HOS/BOS - Hospital Oftalmológico de Sorocaba - Banco de Olhos (SP) — Prova 2026
Paciente de 48 anos, portadora de diabetes mellitus tipo 2 há 5 anos, obesa (IMC 34 kg/m²), em uso de metformina 2 g/dia e semaglutida há 3 meses, apresenta dor epigástrica súbita irradiada para dorso, acompanhada de náuseas e vômitos há 12 horas. Refere etilismo ocasional. Ao exame físico, apresenta PA: 104x70 mmHg, FC: 118 bpm, T: 38,2ºC, abdome com dor epigástrica, defesa moderada, sem icterícia. Exames complementares apresentam amilase sérica 1.200 U/L, lipase 1.850 U/L e tomografia de abdome com contraste: pancreatite intersticial sem necrose. Qual é a conduta inicial a partir de agora?
Pancreatite por GLP-1 → Suspender fármaco + Hidratação vigorosa + Analgesia + Jejum.
O manejo inicial da pancreatite aguda foca na estabilização hemodinâmica com cristaloides e controle sintomático, sendo imperativa a suspensão de gatilhos potenciais, como análogos de GLP-1.
A pancreatite aguda é uma complicação inflamatória que exige diagnóstico rápido baseado em dor abdominal típica e elevação de enzimas pancreáticas (amilase/lipase > 3x o normal). Em pacientes utilizando análogos de GLP-1, como a semaglutida, a vigilância deve ser redobrada. O tratamento padrão-ouro inicial é de suporte, priorizando a reposição volêmica agressiva para manter a perfusão pancreática e evitar a progressão para necrose. A nutrição deve ser reiniciada precocemente via oral assim que tolerada, preferindo-se a via enteral sobre a parenteral caso o jejum se prolongue.

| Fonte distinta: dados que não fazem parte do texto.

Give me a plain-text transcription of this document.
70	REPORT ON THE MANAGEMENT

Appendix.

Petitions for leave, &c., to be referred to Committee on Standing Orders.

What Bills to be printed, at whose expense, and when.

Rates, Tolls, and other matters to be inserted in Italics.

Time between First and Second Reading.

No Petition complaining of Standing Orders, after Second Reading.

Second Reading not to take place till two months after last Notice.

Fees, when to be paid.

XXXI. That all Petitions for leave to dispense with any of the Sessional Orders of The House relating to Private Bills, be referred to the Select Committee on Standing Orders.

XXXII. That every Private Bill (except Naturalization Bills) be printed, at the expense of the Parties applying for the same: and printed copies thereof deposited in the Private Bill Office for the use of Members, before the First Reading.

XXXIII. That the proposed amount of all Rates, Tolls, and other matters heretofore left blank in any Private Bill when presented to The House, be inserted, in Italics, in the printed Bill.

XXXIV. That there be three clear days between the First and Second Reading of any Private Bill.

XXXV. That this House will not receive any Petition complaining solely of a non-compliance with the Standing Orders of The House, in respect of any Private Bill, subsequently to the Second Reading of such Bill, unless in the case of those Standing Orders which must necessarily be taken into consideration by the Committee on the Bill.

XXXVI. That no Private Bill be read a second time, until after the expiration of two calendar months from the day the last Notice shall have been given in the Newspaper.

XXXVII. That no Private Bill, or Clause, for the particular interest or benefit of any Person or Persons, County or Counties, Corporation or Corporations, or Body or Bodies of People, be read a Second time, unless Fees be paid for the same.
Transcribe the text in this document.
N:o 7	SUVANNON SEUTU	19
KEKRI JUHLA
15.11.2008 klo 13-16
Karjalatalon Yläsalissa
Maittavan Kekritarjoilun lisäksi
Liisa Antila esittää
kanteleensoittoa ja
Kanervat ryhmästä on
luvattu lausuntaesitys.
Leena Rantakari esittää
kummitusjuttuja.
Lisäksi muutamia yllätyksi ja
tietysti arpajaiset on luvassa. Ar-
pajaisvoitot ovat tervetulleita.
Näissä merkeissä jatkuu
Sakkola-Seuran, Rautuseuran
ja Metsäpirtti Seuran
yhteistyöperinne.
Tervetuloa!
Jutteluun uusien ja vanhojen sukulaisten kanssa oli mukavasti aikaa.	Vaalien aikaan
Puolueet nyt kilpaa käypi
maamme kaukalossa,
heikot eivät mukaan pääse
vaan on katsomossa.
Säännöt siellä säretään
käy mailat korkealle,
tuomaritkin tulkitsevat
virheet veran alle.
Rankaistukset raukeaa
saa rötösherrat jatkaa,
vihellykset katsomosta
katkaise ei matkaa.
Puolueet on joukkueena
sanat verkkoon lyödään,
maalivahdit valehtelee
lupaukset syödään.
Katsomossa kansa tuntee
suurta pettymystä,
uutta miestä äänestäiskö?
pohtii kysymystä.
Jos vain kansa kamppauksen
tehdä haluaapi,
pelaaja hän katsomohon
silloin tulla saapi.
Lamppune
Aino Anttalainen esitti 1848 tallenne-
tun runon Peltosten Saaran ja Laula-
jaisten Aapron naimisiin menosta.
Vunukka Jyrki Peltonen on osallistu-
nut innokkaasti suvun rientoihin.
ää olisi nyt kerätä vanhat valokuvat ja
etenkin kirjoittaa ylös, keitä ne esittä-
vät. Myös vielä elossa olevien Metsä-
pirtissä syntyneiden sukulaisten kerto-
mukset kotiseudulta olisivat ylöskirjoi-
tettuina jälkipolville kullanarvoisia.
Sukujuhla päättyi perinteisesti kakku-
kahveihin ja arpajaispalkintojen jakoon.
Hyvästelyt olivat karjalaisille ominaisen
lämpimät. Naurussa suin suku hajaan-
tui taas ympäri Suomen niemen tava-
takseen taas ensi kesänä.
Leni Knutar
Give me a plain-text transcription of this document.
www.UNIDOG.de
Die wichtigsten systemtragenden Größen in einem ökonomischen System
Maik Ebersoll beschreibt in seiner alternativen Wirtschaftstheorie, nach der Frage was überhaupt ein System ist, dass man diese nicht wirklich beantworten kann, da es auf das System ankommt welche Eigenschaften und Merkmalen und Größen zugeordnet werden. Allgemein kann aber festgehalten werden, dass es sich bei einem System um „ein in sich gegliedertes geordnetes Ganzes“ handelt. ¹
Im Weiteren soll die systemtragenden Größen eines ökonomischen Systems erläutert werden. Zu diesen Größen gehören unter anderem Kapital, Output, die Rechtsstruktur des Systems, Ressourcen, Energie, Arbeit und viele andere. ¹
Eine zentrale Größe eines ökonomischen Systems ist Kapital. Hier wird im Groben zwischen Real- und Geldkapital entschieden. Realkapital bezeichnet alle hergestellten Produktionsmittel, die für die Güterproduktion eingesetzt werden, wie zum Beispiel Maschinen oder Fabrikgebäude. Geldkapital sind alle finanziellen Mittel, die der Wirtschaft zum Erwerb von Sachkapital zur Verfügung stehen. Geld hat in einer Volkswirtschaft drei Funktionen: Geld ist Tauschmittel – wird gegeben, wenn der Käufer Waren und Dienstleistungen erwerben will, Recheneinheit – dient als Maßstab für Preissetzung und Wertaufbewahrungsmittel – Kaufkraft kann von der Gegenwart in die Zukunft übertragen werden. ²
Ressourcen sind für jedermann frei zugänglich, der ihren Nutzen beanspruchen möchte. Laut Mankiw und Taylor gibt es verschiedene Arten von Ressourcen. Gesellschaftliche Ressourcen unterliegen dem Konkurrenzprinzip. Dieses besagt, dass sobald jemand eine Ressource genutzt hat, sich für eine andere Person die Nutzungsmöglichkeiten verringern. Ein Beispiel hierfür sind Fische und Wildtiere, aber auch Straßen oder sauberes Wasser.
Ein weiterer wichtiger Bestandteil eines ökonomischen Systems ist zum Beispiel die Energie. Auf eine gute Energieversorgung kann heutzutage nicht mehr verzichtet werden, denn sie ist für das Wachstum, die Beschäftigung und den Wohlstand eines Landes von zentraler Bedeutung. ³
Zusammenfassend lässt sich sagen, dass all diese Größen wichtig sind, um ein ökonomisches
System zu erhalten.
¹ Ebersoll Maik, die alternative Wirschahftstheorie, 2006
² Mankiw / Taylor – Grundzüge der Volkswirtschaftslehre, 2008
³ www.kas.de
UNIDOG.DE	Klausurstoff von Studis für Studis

Embora a associação causal direta seja debatida, diretrizes recomendam a suspensão de análogos de GLP-1 em vigência de pancreatite aguda devido ao risco potencial de agravamento ou recorrência do quadro inflamatório pancreático, uma vez que esses fármacos estão associados a relatos de eventos adversos pancreáticos em estudos pós-comercialização.
A hidratação deve ser feita preferencialmente com Ringer Lactato (250-500 ml/h inicialmente), visando manter débito urinário > 0,5 ml/kg/h e redução do hematócrito e da ureia, prevenindo a hemoconcentração e a progressão para necrose pancreática por hipoperfusão.
O uso de antibióticos não é indicado de forma profilática na pancreatite aguda, mesmo na forma necrotizante. Deve ser reservado para casos de necrose infectada comprovada (por punção ou gás na TC) ou suspeita clínica forte de infecção extrapancreática (colangite, ITU, pneumonia).